Both of the keys that came with the car look the same. The Lock button is just sticky mush that doesn’t actually respond unless you mash your finger inside the rubber, and all the diagrams have worn off.
Now you can see the horror. The mashed up rubber. Also note in the above photo, the black thing at the top of the key with writing on it, that is the EWS transponder chip. These don’t tend to be held in with anything, and will take any opportunity to fall out and piss off somewhere hard to find it again. Take it out and put it somewhere safe. Don’t lose it or its a new key plus coding.
The ones I bought have the provision for a red light to flash through the housing. Unfortunately my older style keys don’t have the light, it’s where the transponder lives, so I had to cut that off the new button pads. This did need further trimming to fit the EWS chip in snuggly.

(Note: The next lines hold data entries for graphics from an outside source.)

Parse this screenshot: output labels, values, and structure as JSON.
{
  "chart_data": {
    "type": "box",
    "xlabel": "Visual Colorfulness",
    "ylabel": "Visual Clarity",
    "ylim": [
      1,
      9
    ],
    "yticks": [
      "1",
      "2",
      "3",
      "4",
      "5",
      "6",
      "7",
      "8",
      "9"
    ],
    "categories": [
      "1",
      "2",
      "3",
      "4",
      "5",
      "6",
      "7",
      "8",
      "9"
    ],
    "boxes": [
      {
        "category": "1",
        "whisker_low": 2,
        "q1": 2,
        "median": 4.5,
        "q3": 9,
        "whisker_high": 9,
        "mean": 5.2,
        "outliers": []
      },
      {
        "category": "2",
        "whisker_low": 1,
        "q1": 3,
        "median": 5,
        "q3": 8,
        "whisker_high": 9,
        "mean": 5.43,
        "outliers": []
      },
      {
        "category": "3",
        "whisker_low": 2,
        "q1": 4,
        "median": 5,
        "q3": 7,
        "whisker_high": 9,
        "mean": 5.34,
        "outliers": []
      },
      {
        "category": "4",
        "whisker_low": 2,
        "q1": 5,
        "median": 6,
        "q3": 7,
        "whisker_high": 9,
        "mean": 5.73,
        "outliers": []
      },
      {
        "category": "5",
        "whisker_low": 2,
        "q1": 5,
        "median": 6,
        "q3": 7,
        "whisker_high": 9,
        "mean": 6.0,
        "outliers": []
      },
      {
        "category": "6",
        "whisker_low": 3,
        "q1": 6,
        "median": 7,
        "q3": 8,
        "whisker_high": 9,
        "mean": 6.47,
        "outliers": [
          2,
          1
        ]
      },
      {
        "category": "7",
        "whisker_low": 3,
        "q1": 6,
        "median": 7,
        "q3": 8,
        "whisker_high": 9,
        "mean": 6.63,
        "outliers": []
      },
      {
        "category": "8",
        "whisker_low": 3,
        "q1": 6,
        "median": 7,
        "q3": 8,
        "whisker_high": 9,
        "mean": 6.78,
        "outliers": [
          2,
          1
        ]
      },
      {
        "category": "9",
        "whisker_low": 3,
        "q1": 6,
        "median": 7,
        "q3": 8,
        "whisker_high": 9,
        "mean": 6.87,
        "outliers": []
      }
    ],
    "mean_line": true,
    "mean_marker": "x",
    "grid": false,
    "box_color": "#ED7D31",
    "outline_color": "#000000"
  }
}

The old button pad is held in by being moulded through small notches in the key housing. You can push the old rubber pads out from the front, but if they are still stuck in there you may need to cut around the edges to help it along.
This took a lot of trimming to fit the transponder chip in, and also to fit a capacitor that sticks out on the circuit board. I had to trim along the orange line to give it space, or it would push the Lock button outwards
Over all though, for the $1.09 per button pad, it’s a steal and such an easy way to give it new life. Sometimes it’s the small things that are the best.